Show that $$HN/N \cong H/(H \cap N)$$ Well, I know there was a similar question on math.stackexchange and I know there is a solution by first isomorphism theorem.
But I want to solve it using another method (by definitions).
I'll assume that we know that $HN$ is a subgroup in $G$ and that $N$ is a normal subgroup in $HN$ (since it is normal in $G$).
Firstly, using the definition of quotient: $$HN/N=\{hnN\mid n\in N, h \in H\}$$ Since $nN=N$ we can say that $$ HN/N=\{hN\mid h \in H\} $$
But then it comes that $HN/N = H/N$ and not $HN/N=H/(N \cap H)$. Well, actually $H/N$ may not be even a group. But it seems all steps were right. Where is a bug here?
First, you should really not write $H/N$, because this notation assumes that $N\subseteq H$, and that is not the case here. You can certainly look at cosets of $N$ represented by elements of $H$.
But now let's look more carefully at what you have. Just because you have $h\neq h'$, it does not follow that $hN\neq h'N$, right? So what cosets do you really have?
Well, $hN = h'N$ if and only if $h'^{-1}h\in N$. But certainly $h'^{-1}h\in H$, so you will in fact have $hN=h'N$ if and only if $h'^{-1}h\in H\cap N$.
That means that in fact you don't have as many cosets as there are elements of $H$: you really just have as many cosets as you have cosets of $H\cap N$ in $H$. Hmm.... where did we see a connection between those cosets again?
Second... you say "Well, $H/N$ may not even be a group"... actually, remember that "$H/N$" is a misnomer. It's really $HN/N$, and that is definitely a group, because it is a subgroup of $G/N$. If you define the operation on your collection of representatives, all of the form $hN$ with $h\in H$, by $$(h_1N)(h_2N) = (h_1h_2)N$$ you will find that this is in fact a well-defined operation that gives a group. Just remember that you have multiple names for each element!

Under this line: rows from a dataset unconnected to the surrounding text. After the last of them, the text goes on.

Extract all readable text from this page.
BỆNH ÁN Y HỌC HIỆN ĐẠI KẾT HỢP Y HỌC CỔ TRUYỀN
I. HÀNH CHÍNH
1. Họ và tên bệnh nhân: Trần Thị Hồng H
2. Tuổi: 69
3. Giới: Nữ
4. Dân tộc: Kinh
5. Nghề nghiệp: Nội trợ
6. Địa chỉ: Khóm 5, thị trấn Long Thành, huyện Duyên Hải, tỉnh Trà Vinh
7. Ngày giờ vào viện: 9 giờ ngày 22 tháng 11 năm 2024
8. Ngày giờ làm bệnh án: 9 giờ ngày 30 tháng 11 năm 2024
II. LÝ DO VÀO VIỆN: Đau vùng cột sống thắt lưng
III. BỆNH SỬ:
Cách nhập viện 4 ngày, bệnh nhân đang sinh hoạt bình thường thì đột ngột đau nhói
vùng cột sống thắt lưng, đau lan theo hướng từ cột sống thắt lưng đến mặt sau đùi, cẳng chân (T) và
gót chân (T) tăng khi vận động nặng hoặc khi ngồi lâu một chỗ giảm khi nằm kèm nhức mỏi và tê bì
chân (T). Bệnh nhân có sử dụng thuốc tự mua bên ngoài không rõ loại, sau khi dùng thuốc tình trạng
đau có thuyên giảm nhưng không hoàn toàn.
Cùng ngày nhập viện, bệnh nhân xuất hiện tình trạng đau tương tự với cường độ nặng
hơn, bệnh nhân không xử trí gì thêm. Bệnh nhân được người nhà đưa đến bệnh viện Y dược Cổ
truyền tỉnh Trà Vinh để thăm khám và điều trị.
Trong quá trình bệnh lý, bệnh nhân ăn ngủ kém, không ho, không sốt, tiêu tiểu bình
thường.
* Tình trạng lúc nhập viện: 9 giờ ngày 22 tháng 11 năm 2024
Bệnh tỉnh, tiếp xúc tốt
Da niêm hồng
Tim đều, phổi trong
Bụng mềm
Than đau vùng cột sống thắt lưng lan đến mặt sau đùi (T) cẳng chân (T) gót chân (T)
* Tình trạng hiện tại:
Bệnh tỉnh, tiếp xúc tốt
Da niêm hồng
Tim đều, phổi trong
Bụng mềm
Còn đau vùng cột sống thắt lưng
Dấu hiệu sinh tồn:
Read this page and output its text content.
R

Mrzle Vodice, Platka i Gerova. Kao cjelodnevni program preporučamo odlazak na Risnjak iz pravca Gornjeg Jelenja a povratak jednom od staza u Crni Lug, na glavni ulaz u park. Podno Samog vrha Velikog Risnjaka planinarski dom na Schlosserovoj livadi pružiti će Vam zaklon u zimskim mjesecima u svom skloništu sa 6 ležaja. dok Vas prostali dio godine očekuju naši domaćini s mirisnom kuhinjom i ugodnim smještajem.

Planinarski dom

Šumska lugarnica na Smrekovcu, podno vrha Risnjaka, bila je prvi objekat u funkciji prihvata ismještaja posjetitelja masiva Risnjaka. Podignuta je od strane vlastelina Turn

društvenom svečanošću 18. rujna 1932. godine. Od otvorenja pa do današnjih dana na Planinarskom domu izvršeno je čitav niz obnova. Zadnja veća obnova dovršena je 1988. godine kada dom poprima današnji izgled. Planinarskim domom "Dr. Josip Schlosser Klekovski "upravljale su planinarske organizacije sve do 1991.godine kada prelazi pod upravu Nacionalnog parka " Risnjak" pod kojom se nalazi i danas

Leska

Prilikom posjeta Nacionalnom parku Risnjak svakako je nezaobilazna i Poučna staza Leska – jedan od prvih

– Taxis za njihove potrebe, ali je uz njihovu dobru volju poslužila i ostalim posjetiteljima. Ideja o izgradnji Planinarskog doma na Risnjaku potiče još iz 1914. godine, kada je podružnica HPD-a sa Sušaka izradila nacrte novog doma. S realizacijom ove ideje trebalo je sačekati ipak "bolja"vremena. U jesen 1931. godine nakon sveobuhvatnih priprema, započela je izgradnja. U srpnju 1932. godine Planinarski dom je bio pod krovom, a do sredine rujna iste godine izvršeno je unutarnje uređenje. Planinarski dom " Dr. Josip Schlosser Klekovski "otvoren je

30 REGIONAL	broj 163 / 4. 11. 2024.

In fact, we just have one coset of $N$ represented by an element of $H$ for each coset of $H\cap N$ in $H$. It would be interesting to see whether, if we choose representatives for the cosets of $H\cap N$ in $H$ and use them and them alone, we get the same definition of the operation...
Note that the assertion is that you have an isomorphism, not an equality. So the fact that the set $\{hN\mid h\in H\}$ is not literally equal to the set $\{h(N\cap H)\mid h\in H\}$ is not an obstacle for there to be an isomorphism between them. You need a bijection between the two sets that respects the operations defined on them, of course, but you don't need an actual equality of underlying sets.